2020.06.15

底が知れん! 冨安健洋は
レベルが上がるほど潜在能力が引き出される

  • 浅田真樹●文 text by Asada Masaki
  • 佐野美樹●撮影 photo by Sano Miki

 東京五輪での活躍が期待されるDF、冨安健洋もそうだった。

 2017年5月、当時18歳の冨安はU-20日本代表の一員として、U-20ワールドカップに出場した。

 結果から言えば、日本はベスト16敗退。南アフリカ、ウルグアイ、イタリアと強豪がそろったグループリーグは辛うじて3位で突破したものの、最終的にこの大会で準優勝するベネズエラとの決勝トーナメント1回戦で、延長戦の末に0-1と敗れた。

 悔しさのなかにも、世界との差を肌で感じることのできた充実の4試合。とりわけ、際立つ適応能力を見せたのが、冨安だった。

 センターバックとして全4試合に先発フル出場した冨安は、初戦こそ緊張もあったのか、バタバタしたところを見せたものの、その後の試合ではさらに相手が強くなったにもかかわらず、彼自身の出来は右肩がりの曲線を描いた。

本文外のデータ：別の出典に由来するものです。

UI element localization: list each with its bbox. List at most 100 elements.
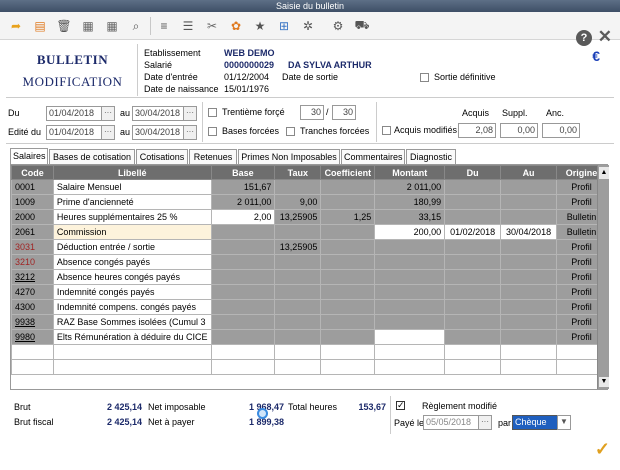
table-row[interactable]: 9938 RAZ Base Sommes isolées (Cumul 3 Pr… xyxy=(11,314,607,330)
au-cell[interactable] xyxy=(500,269,558,285)
coef-cell[interactable] xyxy=(320,299,376,315)
checkmark-icon[interactable]: ✓ xyxy=(595,439,610,460)
scroll-up-icon[interactable]: ▲ xyxy=(599,167,609,179)
table-row[interactable]: 2000 Heures supplémentaires 25 % 2,00 13… xyxy=(11,209,607,225)
montant-cell[interactable] xyxy=(374,299,446,315)
list-icon[interactable]: ≡ xyxy=(156,18,172,34)
du-cell[interactable] xyxy=(444,179,502,195)
coef-cell[interactable] xyxy=(320,314,376,330)
coef-cell[interactable] xyxy=(320,179,376,195)
taux-cell[interactable]: 9,00 xyxy=(274,194,322,210)
coef-cell[interactable] xyxy=(320,254,376,270)
star-icon[interactable]: ✲ xyxy=(300,18,316,34)
tools-icon[interactable]: ✂ xyxy=(204,18,220,34)
list-icon[interactable]: ☰ xyxy=(180,18,196,34)
trentieme-denominator-field[interactable]: 30 xyxy=(332,105,356,120)
grid-icon[interactable]: ⊞ xyxy=(276,18,292,34)
star-icon[interactable]: ★ xyxy=(252,18,268,34)
code-cell[interactable]: 9980 xyxy=(11,329,54,345)
au-cell[interactable] xyxy=(500,299,558,315)
label-cell[interactable]: Commission xyxy=(52,224,212,240)
column-header-libelle[interactable]: Libellé xyxy=(52,165,212,180)
label-cell[interactable]: Prime d'ancienneté xyxy=(52,194,212,210)
au-cell[interactable] xyxy=(500,209,558,225)
label-cell[interactable]: Absence heures congés payés xyxy=(52,269,212,285)
table-row[interactable]: 9980 Elts Rémunération à déduire du CICE… xyxy=(11,329,607,345)
du-cell[interactable] xyxy=(444,329,502,345)
au-cell[interactable] xyxy=(500,314,558,330)
acquis-modifies-checkbox[interactable] xyxy=(382,126,391,135)
taux-cell[interactable] xyxy=(274,179,322,195)
taux-cell[interactable] xyxy=(274,314,322,330)
column-header-montant[interactable]: Montant xyxy=(374,165,446,180)
coef-cell[interactable] xyxy=(320,224,376,240)
base-cell[interactable] xyxy=(210,239,276,255)
label-cell[interactable]: Elts Rémunération à déduire du CICE xyxy=(52,329,212,345)
base-cell[interactable] xyxy=(210,254,276,270)
coef-cell[interactable] xyxy=(320,194,376,210)
code-cell[interactable]: 0001 xyxy=(11,179,54,195)
code-cell[interactable]: 3031 xyxy=(11,239,54,255)
table-icon[interactable]: ▦ xyxy=(104,18,120,34)
taux-cell[interactable] xyxy=(274,284,322,300)
edite-to-picker-button[interactable]: ··· xyxy=(183,125,197,140)
paye-le-field[interactable]: 05/05/2018 xyxy=(423,415,479,430)
acquis-field[interactable]: 2,08 xyxy=(458,123,496,138)
search-icon[interactable]: ⌕ xyxy=(128,18,144,34)
paye-le-picker-button[interactable]: ··· xyxy=(478,415,492,430)
tab-commentaires[interactable]: Commentaires xyxy=(341,149,405,164)
table-row[interactable]: 3212 Absence heures congés payés Profil xyxy=(11,269,607,285)
empty-row[interactable] xyxy=(11,344,607,360)
base-cell[interactable] xyxy=(210,329,276,345)
code-cell[interactable]: 2061 xyxy=(11,224,54,240)
au-cell[interactable]: 30/04/2018 xyxy=(500,224,558,240)
au-cell[interactable] xyxy=(500,254,558,270)
du-from-field[interactable]: 01/04/2018 xyxy=(46,106,102,121)
du-cell[interactable] xyxy=(444,239,502,255)
du-cell[interactable] xyxy=(444,254,502,270)
edite-from-field[interactable]: 01/04/2018 xyxy=(46,125,102,140)
montant-cell[interactable] xyxy=(374,284,446,300)
taux-cell[interactable] xyxy=(274,329,322,345)
base-cell[interactable]: 2,00 xyxy=(210,209,276,225)
montant-cell[interactable] xyxy=(374,254,446,270)
table-row[interactable]: 3210 Absence congés payés Profil xyxy=(11,254,607,270)
coef-cell[interactable] xyxy=(320,329,376,345)
car-icon[interactable]: ⛟ xyxy=(354,18,370,34)
label-cell[interactable]: Indemnité congés payés xyxy=(52,284,212,300)
du-to-picker-button[interactable]: ··· xyxy=(183,106,197,121)
payment-method-select[interactable]: Chèque xyxy=(512,415,558,430)
au-cell[interactable] xyxy=(500,179,558,195)
coef-cell[interactable]: 1,25 xyxy=(320,209,376,225)
du-cell[interactable]: 01/02/2018 xyxy=(444,224,502,240)
coef-cell[interactable] xyxy=(320,284,376,300)
label-cell[interactable]: Heures supplémentaires 25 % xyxy=(52,209,212,225)
table-row[interactable]: 1009 Prime d'ancienneté 2 011,00 9,00 18… xyxy=(11,194,607,210)
column-header-du[interactable]: Du xyxy=(444,165,502,180)
empty-row[interactable] xyxy=(11,359,607,375)
tab-retenues[interactable]: Retenues xyxy=(189,149,237,164)
reglement-modifie-checkbox[interactable]: ✓ xyxy=(396,401,405,410)
column-header-coefficient[interactable]: Coefficient xyxy=(320,165,376,180)
montant-cell[interactable]: 2 011,00 xyxy=(374,179,446,195)
label-cell[interactable]: Déduction entrée / sortie xyxy=(52,239,212,255)
base-cell[interactable] xyxy=(210,299,276,315)
tab-diagnostic[interactable]: Diagnostic xyxy=(406,149,456,164)
column-header-au[interactable]: Au xyxy=(500,165,558,180)
label-cell[interactable]: Indemnité compens. congés payés xyxy=(52,299,212,315)
code-cell[interactable]: 3210 xyxy=(11,254,54,270)
scroll-down-icon[interactable]: ▼ xyxy=(599,377,609,387)
montant-cell[interactable]: 200,00 xyxy=(374,224,446,240)
document-icon[interactable]: ▤ xyxy=(32,18,48,34)
tab-primes-non-imposables[interactable]: Primes Non Imposables xyxy=(238,149,340,164)
chevron-down-icon[interactable]: ▼ xyxy=(557,415,571,430)
coef-cell[interactable] xyxy=(320,269,376,285)
table-icon[interactable]: ▦ xyxy=(80,18,96,34)
du-cell[interactable] xyxy=(444,209,502,225)
taux-cell[interactable] xyxy=(274,254,322,270)
base-cell[interactable] xyxy=(210,284,276,300)
au-cell[interactable] xyxy=(500,239,558,255)
au-cell[interactable] xyxy=(500,329,558,345)
taux-cell[interactable] xyxy=(274,269,322,285)
code-cell[interactable]: 3212 xyxy=(11,269,54,285)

 吸収力の高さを裏づけるように、冨安は当時、こんなことを話している。

「自分は(この大会で通用した部分に)自信を持つよりも、課題を見つけて取り組むタイプなので。また(この大会で)課題が出たし、それに取り組むだけだと思う」

 日本人選手の中には、国内の試合では高い能力を発揮するものの、国際試合になると相手のスピードやパワー、あるいはリーチの長さに戸惑い、力を出せなくなる選手が少なくない。ところが、冨安の場合はむしろ逆。国際試合でこそ、彼の価値――大きくて、強くて、しかもうまい――は一段と高まる。

 事実、冨安にはJリーグでの、とくにJ1の実績がほとんどない。